Chambord (/ʃɒ̃ˈbɔːr/, /USalsoʃæmˈbɔːrd/, /fr/) is a commune in the department of Loir-et-Cher, region of Centre-Val de Loire. It is best known for its Château de Chambord, part of the Loire Valley UNESCO World Heritage Site.

==Sights==
It is best known as the location of the Château de Chambord, one of the most recognisable châteaux in the world because of its very distinct French Renaissance architecture. The château forms a parallelogram flanked at the angles by round towers and enclosing a square block of buildings, the façade of which forms the centre of the main front. The profusion of turrets, pinnacles, and dormer windows which decorates the roof of this, the chief portion of the château, constitutes the main feature of the exterior, while in the interior are a well-preserved chapel of the 16th century and a famous double staircase, the construction of which permits two people to ascend and descend respectively without seeing one another. There are 440 apartments, containing pictures of the 17th century and souvenirs of the comte de Chambord.
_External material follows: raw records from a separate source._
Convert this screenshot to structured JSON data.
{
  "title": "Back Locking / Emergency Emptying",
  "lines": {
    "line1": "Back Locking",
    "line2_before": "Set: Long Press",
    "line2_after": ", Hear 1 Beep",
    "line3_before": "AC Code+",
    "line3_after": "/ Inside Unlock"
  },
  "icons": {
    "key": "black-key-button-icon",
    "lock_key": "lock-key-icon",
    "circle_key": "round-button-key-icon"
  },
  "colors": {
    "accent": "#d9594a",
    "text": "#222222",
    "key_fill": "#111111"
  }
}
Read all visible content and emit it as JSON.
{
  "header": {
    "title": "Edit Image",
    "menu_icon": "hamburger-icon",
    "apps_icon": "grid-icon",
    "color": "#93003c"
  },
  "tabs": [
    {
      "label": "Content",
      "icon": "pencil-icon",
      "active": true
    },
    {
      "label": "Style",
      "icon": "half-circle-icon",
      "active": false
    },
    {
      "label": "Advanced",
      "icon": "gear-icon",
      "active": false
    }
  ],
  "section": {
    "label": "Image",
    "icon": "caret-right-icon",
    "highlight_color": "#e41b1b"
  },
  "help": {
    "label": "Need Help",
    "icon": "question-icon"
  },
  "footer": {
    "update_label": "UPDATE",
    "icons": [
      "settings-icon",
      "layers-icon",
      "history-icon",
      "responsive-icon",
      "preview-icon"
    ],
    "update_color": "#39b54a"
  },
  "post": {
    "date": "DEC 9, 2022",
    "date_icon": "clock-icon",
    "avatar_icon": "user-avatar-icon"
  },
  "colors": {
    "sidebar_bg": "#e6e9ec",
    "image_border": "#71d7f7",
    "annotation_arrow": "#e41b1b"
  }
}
The château was originally a hunting-box of the counts of Blois, the rebuilding of which was begun by Francis I. in 1526, and completed under Henry II. It was the residence of several succeeding monarchs, and under Louis XIV. considerable alterations were made. In the same reign Molière performed Monsieur de Pourceaugnac and Le Bourgeois gentilhomme for the first time in the theatre. Stanislaus, king of Poland, lived at Chambord, which was bestowed by his son-in-law, Louis XV., upon Marshal Saxe. It was given by Napoleon to Marshal Berthier, from whose widow it was purchased by subscription in 1821, and presented to the duc de Bordeaux, the representative of the older branch of the Bourbons, who assumed from it the title of comte de Chambord. On his death in 1883 it came by bequest into the possession of the family of Parma.